Smoking Cessation Health Center
This article is from the WebMD News Archive
Movie 'Bad Guys' More Likely to Light Up
Aug. 8, 2005 -- Today's moviegoers are more likely to see the "bad guys" light up than the educated, well-heeled heroes.
"Most investigators have concluded that smoking is portrayed as glamorous and positive, but our study shows that the exact opposite is true," says the study's author, Karan Omidvari, MD, FCCP, of the Heart and Vascular Institute at St. Michael's Medical Center in Newark, N.J., in a news release.
"Additionally, different studies in the past have subjectively concluded that movies are attempting to influence different groups of minorities to smoke. We have contradicted these findings as well." "Children and adults of all ages can be influenced by what they view in movies," writes Paul A. Kvale, MD, FCCP, president of the American College of Chest Physicians. "This study emphasizes the need for responsible filmmaking when it comes to portraying smoking, which is an extremely addicting and deadly habit." The depiction of tobacco as sexy and cool may be a reason for increased smoking initiation among teens, write the researchers.
Independent movie makers, who work outside the Hollywood system, are much more callous and "guilty" when it comes to portraying smoking indiscriminately, says Omidvari.
The study appears in the August issue of Chest.
More Than a Smoking Gun
In the study, U.S. researchers recorded the smoking habits of the five leading characters in all top 10 box office movies made after 1990. They show that R-rated movies are much more likely to incorporate smokers into their storyline than films rated PG and PG-13. More than a third of the R-rated movies contained smoking, while movies rated PG-13 (16%) or PG (8%) contained less smoking.
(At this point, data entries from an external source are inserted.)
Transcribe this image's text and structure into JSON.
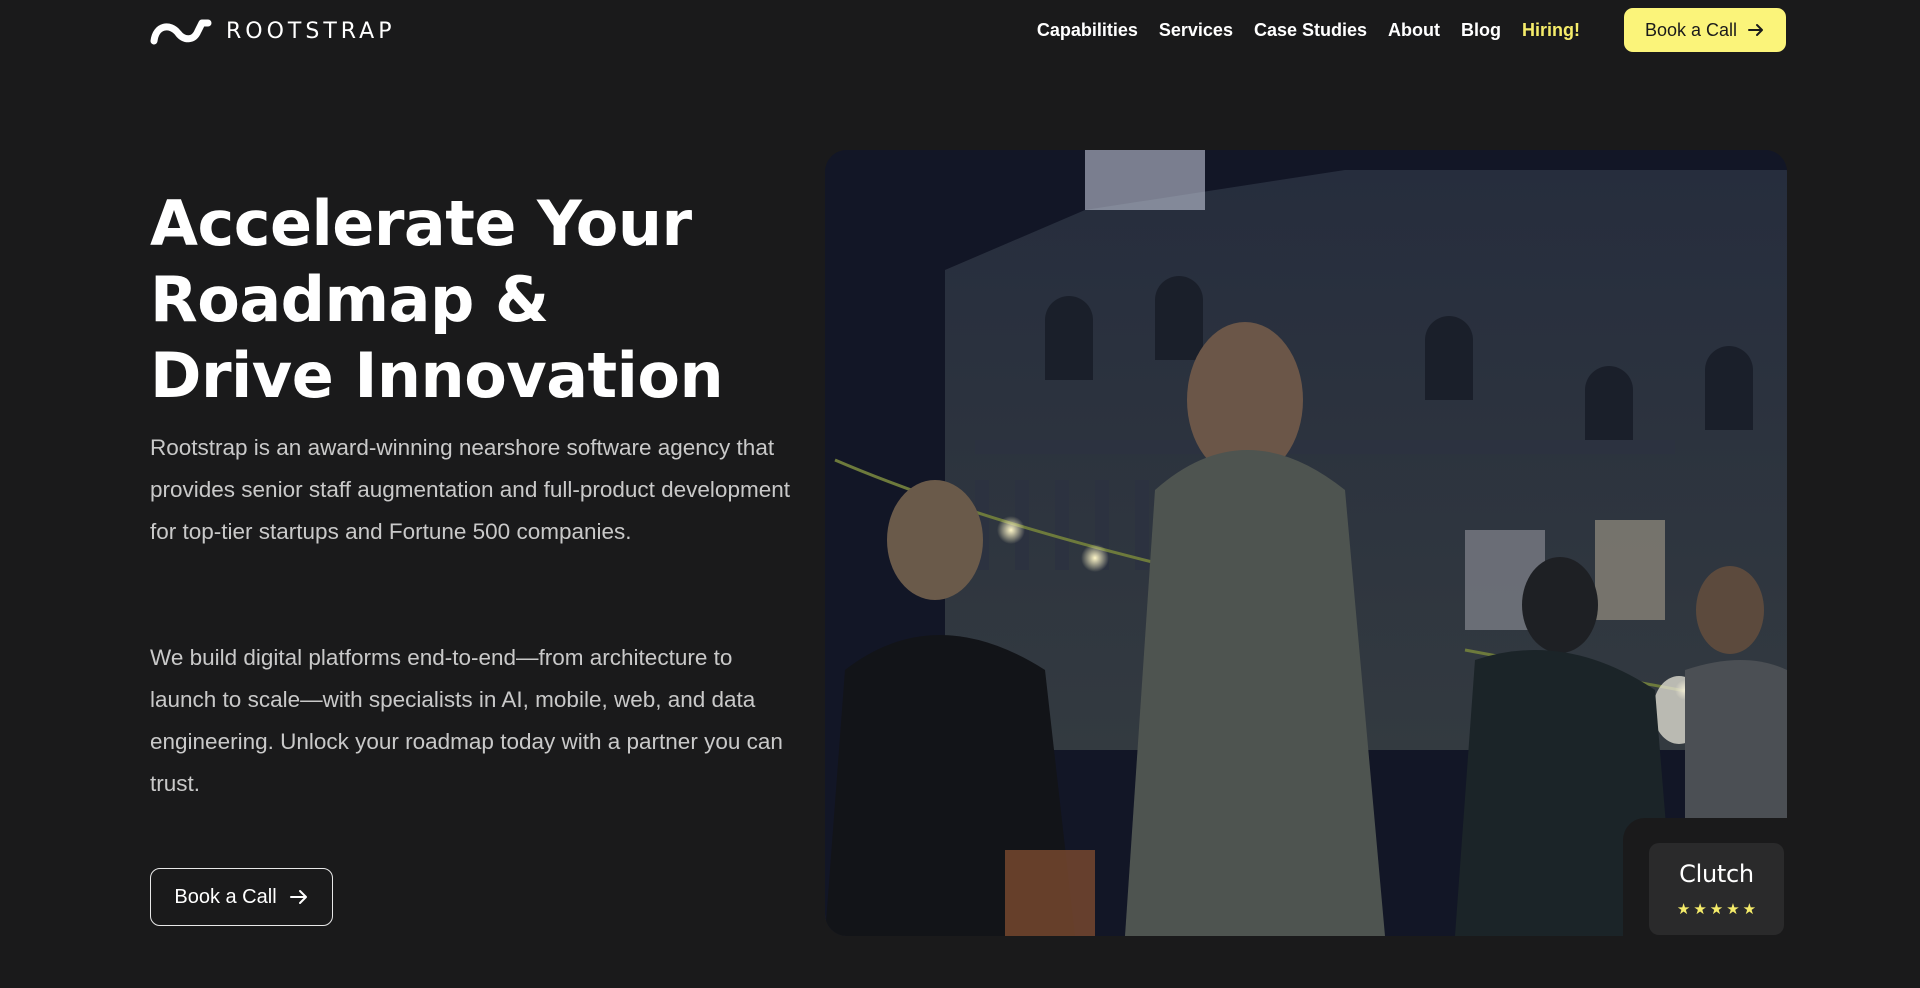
{
  "header": {
    "logo_text": "ROOTSTRAP",
    "nav": [
      {
        "label": "Capabilities"
      },
      {
        "label": "Services"
      },
      {
        "label": "Case Studies"
      },
      {
        "label": "About"
      },
      {
        "label": "Blog"
      },
      {
        "label": "Hiring!",
        "highlight": true
      }
    ],
    "cta_label": "Book a Call"
  },
  "hero": {
    "title_lines": [
      "Accelerate Your",
      "Roadmap &",
      "Drive Innovation"
    ],
    "paragraph1": "Rootstrap is an award-winning nearshore software agency that provides senior staff augmentation and full-product development for top-tier startups and Fortune 500 companies.",
    "paragraph2": "We build digital platforms end-to-end—from architecture to launch to scale—with specialists in AI, mobile, web, and data engineering. Unlock your roadmap today with a partner you can trust.",
    "cta_label": "Book a Call"
  },
  "clutch": {
    "name": "Clutch",
    "rating": 5,
    "star_glyph": "★"
  },
  "colors": {
    "background": "#1a1a1b",
    "accent": "#fbf47a",
    "hiring": "#f5ec6a",
    "text_muted": "#c9c9c9"
  },
  "icons": {
    "arrow": "arrow-right-icon",
    "star": "star-icon",
    "logo_mark": "rootstrap-wave-icon"
  }
}
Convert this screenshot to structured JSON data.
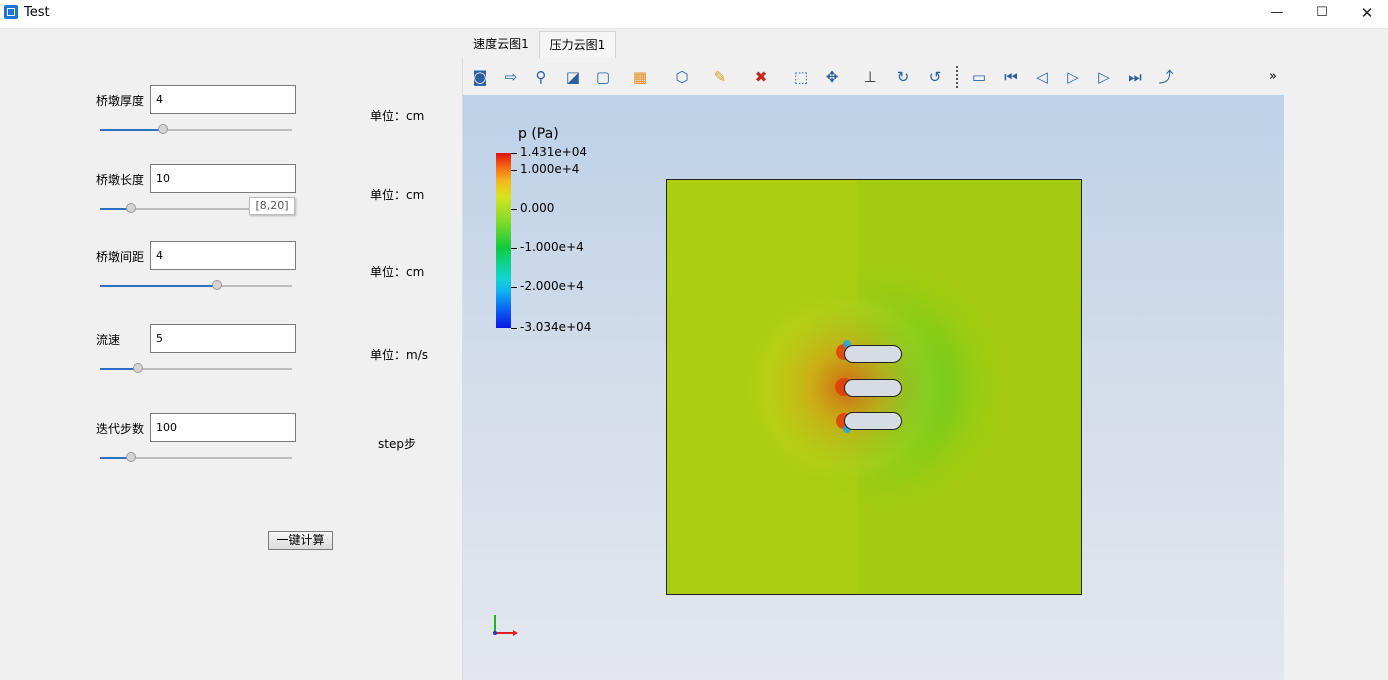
{
  "window": {
    "title": "Test",
    "minimize": "—",
    "maximize": "☐",
    "close": "✕"
  },
  "params": [
    {
      "label": "桥墩厚度",
      "value": "4",
      "unit": "单位：cm",
      "slider_fraction": 0.33
    },
    {
      "label": "桥墩长度",
      "value": "10",
      "unit": "单位：cm",
      "slider_fraction": 0.16
    },
    {
      "label": "桥墩间距",
      "value": "4",
      "unit": "单位：cm",
      "slider_fraction": 0.61
    },
    {
      "label": "流速",
      "value": "5",
      "unit": "单位：m/s",
      "slider_fraction": 0.2
    },
    {
      "label": "迭代步数",
      "value": "100",
      "unit": "step步",
      "slider_fraction": 0.16
    }
  ],
  "tooltip": "[8,20]",
  "calc_button": "一键计算",
  "tabs": [
    "速度云图1",
    "压力云图1"
  ],
  "toolbar": {
    "icons": [
      "camera-icon",
      "export-icon",
      "magic-zoom-icon",
      "reset-view-icon",
      "frame-icon",
      "representation-icon",
      "glyph-icon",
      "clear-icon",
      "ruler-icon",
      "zoom-box-icon",
      "zoom-fit-icon",
      "axes-icon",
      "rotate-cw-icon",
      "rotate-ccw-icon",
      "video-icon",
      "first-frame-icon",
      "prev-frame-icon",
      "play-icon",
      "next-frame-icon",
      "last-frame-icon",
      "loop-icon"
    ],
    "more": "»"
  },
  "legend": {
    "title": "p (Pa)",
    "labels": [
      "1.431e+04",
      "1.000e+4",
      "0.000",
      "-1.000e+4",
      "-2.000e+4",
      "-3.034e+04"
    ],
    "max": 14310,
    "min": -30340,
    "values": [
      14310,
      10000,
      0,
      -10000,
      -20000,
      -30340
    ]
  },
  "colors": {
    "accent": "#2f6fbf",
    "high": "#e0100b",
    "low": "#0a16e6",
    "field_base": "#a3cc10"
  }
}
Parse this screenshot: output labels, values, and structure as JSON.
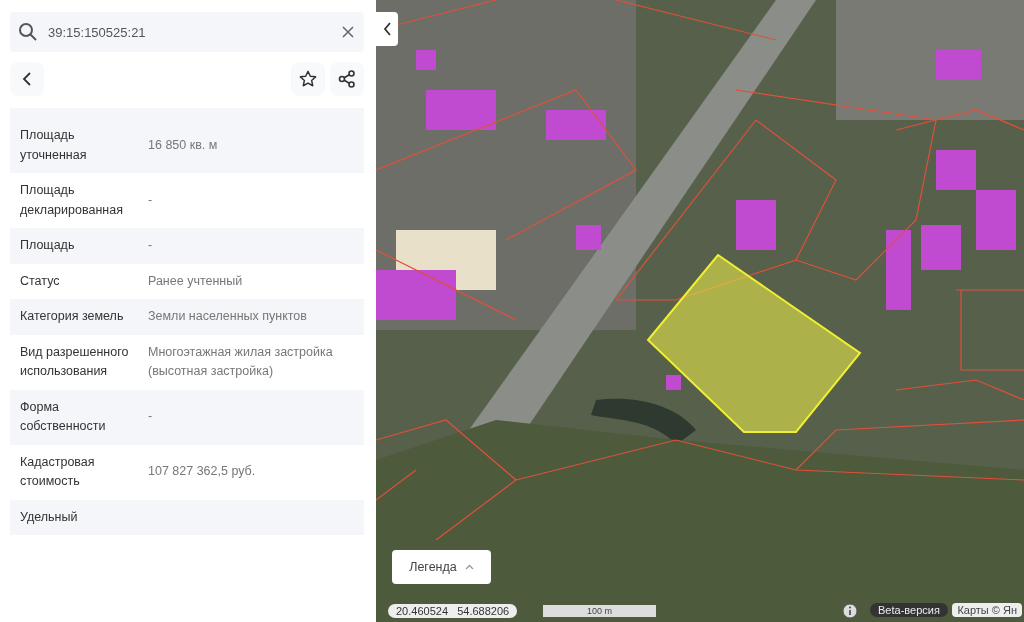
{
  "search": {
    "value": "39:15:150525:21"
  },
  "properties": [
    {
      "label": "Площадь уточненная",
      "value": "16 850 кв. м"
    },
    {
      "label": "Площадь декларированная",
      "value": "-"
    },
    {
      "label": "Площадь",
      "value": "-"
    },
    {
      "label": "Статус",
      "value": "Ранее учтенный"
    },
    {
      "label": "Категория земель",
      "value": "Земли населенных пунктов"
    },
    {
      "label": "Вид разрешенного использования",
      "value": "Многоэтажная жилая застройка (высотная застройка)"
    },
    {
      "label": "Форма собственности",
      "value": "-"
    },
    {
      "label": "Кадастровая стоимость",
      "value": "107 827 362,5 руб."
    },
    {
      "label": "Удельный"
    }
  ],
  "map": {
    "legend_button": "Легенда",
    "coordinates": "20.460524   54.688206",
    "scale": "100 m",
    "beta_badge": "Beta-версия",
    "attribution": "Карты © Ян"
  }
}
R-rated movies are the overwhelming majority of movies made and have the largest viewing audience.
The study included movies such as Armageddon, There's Something About Mary, Independence Day, Jerry Maguire, and As Good as It Gets.
Researchers show that the rate of smoking on the big screen (23%) runs parallel to that in American society (22%). They also show that:
- 36% of bad guys smoked compared with 21% of the heroes.
- Whites (40%) were more apt to light up than minorities (29%).
- Male characters (26%) were more likely to smoke than their female characters (21%).
Forty-eight percent of the smokers portrayed in movies were of lower socioeconomic class, while 23% were in middle class, and 11% were in upper socioeconomic class.
Given the downward trend in recent years of smoking in the U.S., the results are not surprising. For the most part, movies mirror the behavior of the general public.